A U.S. Census Bureau Chart tracking changes in real family income between 1979 and 2009 shows that the bottom 20 percent of families lost 7.4 percent in that period while the top 5 percent gained 72.7 percent.

Let’s clear the air about income inequality. I’m not arguing, nor are any people I take seriously, that we should try to end it. There has always been income inequality, and always will be in a capitalist society. That’s not the reason so many have lost faith in the American Dream.

They don’t mind inequality as long as they feel there is equal opportunity. When they don’t believe that, when they feel the deck is stacked against them and in favor of the very rich, we lose something that has been perhaps the most vital part of the American experience.

There are good books that trace how this has happened, and there are many causes –among them automation, globalization, changes in tax laws, and moving from an industrial to a digital economy. But perhaps the most important reason for the widening opportunity gap, and one we can still do something about, is education.

As the poor grew poorer, the middle class stagnated, and the top percentiles did better and better, economically mixed neighborhoods became rarer and rarer, and educational disparities widened between those living in poor localities and those living in rich suburbs.

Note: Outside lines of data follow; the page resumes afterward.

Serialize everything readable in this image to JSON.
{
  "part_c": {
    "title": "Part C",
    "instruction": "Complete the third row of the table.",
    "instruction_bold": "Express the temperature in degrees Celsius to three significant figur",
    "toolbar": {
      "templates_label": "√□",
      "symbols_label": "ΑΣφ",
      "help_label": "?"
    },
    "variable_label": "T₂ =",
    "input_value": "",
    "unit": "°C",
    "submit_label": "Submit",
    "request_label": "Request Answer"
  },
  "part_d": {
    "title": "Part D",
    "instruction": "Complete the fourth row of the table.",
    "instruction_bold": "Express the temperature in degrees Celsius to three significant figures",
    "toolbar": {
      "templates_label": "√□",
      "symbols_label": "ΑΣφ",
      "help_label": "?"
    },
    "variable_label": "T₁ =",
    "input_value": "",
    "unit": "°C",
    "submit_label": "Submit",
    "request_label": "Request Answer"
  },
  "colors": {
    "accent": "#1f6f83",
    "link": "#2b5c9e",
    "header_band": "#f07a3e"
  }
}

Sean F. Reardon, a Stanford sociologist, says that his study found that “in the 1980s, on an 800-point SAT-type test scale, the average difference in test scores between … a child from a family with income of $165,000 and one from a family with income of $15,000 … would have been about 90 points; today it is 125 points. This is almost twice as large as the 70-point test score gap between white and black children. Family income is now a better predictor of children’s success in school than race.”

Reardon goes on to say “It boils down to this: The academic gap is widening because rich students are increasingly entering kindergarten much better prepared to succeed in school than middle-class students. This difference in preparation persists through elementary and high school.”

The correlation between educational achievement and economic opportunity will grow even stronger in the years ahead, when competition in the global economy will depend more and more on a highly educated workforce. We can’t afford as a country not to invest in increased spending that includes preschool education for all children.

That relatively short-term increase in government spending will pay off in the long run. It will lay the groundwork for economic growth that will increase tax revenues and reduce the deficit. And it will go a long way toward creating the kind of equal opportunity that most Americans feel we have lost.

I grew up believing in the American Dream. I want to believe in it again.

Ted Kaufman is a former U.S. senator from Delaware.